Saturday, August 20, 2011

The H index: how many for how long

Relationships between h index and number of papers, log-transformed # citations for highest-cited publication and the # years since the first publication for 38 plant/ecosystem ecologists
I looked at the H indices a little bit more today. In short, I added a number of people to see if I could bust any of the relationships. Again, these are people at different career stages in a similar field as me from the US.

I knew that I could find people that have been published on papers that were highly cited, but they didn't have a high H-index. That wasn't too hard. Being a coauthor on a highly-cited paper isn't as diagnostic as the number of publications and the number of years cited.

The one relationship that is hard to find outliers for is the number of publications. I couldn't think of anyone that had published a lot of papers that had a low h-index. Tilman is really the only outlier for this. Based on the number of publications he has published, his H-index should be 56 not 86.

Outside of Tilman, when you take into account the number of publications and how long they've been publishing, that's 90% of the variation in H-index. National Academy members (red dots) aren't necessarily higher or lower than non-academy members (P = 0.2). You can find individuals 10 points higher than you expect, which is diagnostic of something, but looking at the individuals that are 10 points too low, I don't think one would denigrate their stature because their h-index was 65 not 75. Still, there might be something to the residuals.

The final equation I get is H index = 3.8 + 0.17*#pubs + 0.54*#yearspublishing. r2 = 0.90.

For what it's worth, my h-index is spot on. I've authored or co-authored 57 papers published in 14 years. That predicts an h-index of 21. Mine is 22.

One thing that is interesting here is that the h-index, at least in my discipline and for almost everyone, really doesn't provide much more information than knowing the number of publications and how long they've been publishing.

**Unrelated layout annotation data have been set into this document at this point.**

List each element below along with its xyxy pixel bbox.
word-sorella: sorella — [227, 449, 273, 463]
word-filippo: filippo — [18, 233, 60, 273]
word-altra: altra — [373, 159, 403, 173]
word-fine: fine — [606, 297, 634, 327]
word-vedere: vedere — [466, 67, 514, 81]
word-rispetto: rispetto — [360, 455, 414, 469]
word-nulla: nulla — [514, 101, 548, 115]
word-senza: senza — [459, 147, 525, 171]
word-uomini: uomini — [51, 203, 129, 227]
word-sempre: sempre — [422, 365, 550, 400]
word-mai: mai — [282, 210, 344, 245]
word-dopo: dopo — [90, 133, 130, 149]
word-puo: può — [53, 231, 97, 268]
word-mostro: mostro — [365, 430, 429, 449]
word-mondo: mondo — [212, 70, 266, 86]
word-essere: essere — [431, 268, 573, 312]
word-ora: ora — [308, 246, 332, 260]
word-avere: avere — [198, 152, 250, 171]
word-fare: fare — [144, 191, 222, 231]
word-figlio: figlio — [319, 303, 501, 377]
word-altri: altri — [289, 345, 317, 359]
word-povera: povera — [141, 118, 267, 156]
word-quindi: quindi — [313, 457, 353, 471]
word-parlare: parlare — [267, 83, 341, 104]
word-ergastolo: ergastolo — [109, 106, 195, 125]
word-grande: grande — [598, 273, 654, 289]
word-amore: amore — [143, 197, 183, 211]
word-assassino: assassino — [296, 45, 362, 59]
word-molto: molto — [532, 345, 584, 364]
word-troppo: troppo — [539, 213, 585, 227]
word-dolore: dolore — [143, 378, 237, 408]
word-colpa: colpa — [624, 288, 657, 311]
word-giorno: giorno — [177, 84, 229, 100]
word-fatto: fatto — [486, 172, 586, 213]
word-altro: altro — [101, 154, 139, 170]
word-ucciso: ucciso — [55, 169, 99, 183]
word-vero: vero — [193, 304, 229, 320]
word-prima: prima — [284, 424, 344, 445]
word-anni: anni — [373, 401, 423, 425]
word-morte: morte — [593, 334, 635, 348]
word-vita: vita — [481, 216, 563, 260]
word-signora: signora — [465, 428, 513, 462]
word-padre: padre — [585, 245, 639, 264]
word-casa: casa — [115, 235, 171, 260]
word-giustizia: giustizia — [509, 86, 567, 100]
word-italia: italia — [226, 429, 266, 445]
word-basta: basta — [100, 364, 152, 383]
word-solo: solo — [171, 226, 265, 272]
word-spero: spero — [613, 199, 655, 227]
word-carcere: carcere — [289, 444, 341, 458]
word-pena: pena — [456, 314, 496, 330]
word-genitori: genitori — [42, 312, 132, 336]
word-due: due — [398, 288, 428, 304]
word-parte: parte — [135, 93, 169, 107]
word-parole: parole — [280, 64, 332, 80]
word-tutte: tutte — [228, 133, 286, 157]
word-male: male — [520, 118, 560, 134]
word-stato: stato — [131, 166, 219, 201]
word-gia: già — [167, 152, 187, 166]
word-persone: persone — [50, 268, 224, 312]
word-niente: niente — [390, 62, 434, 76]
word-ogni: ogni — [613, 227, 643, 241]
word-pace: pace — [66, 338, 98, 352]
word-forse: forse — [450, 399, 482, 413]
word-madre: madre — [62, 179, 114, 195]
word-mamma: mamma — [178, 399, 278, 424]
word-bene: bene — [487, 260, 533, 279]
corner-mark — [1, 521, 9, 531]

Another thing is quantifying what it takes to get to an h-index of 45. Just 160 publications in 25 years is all. Or 150 publications in 30 years, if you can wait a bit longer.

For me, that would be 10 papers a year for the next 11 years.

The H index might not necessarily provide more information for most than how many for how long, but what is represented by an H-index of 45 is pretty impressive.


  1. I wonder if your results were skewed because you chose the sample? Maybe you've just chosen people who are good scientists - and for good scientists it is time & number of papers that are important? The less good scientists by definition have a lower profile so would be less likely to be chosen by you.

    I suspect that there are lots of people that have been around for a long time but have a low H-index (I can think of some) and others who have published lots but also have a low H-index (I can think of some of those too). I strongly suspect that your clear results are partially an artefact of your sampling strategy.

  2. The h-index was put into use to provide more information than just the number of publications. In most cases, it really doesn't. I'm sure we could find someone who published a paper 40 years ago and doesn't have an h-index of 20, but we're not really trying to compare their productivity. Publishing 100 papers over 20 years but only having an h-index of 10 is really hard to do.

  3. I agree that time and number of publications are important and clearly have to be accounted for before comparing people. I still reckon you've delineated the upper limit of the relationship by choosing 'good' researchers. This might actually make it a good way of comparing people - if they fit on that line then they are among the 'elite'. You're probably right on the lack of high publications, low H people - they would have given up before they get there. It would be interesting to see the whole picture. The H index is a fascinating little metric, we don't really use it over here in the UK, but people are starting to get interested in it.

  4. It looks like all the people who haven't been publishing long (say, less than ~15 years) or don't have many publications (less than ~30) have a negative residual. It seems the model doesn't work well for these scientist. I think this supports what Jon is saying. All the scientists above this threshold are very good and productive but even Joe can't necessarily pick out the scientists who are going to make a big impact when they have just 30 publications.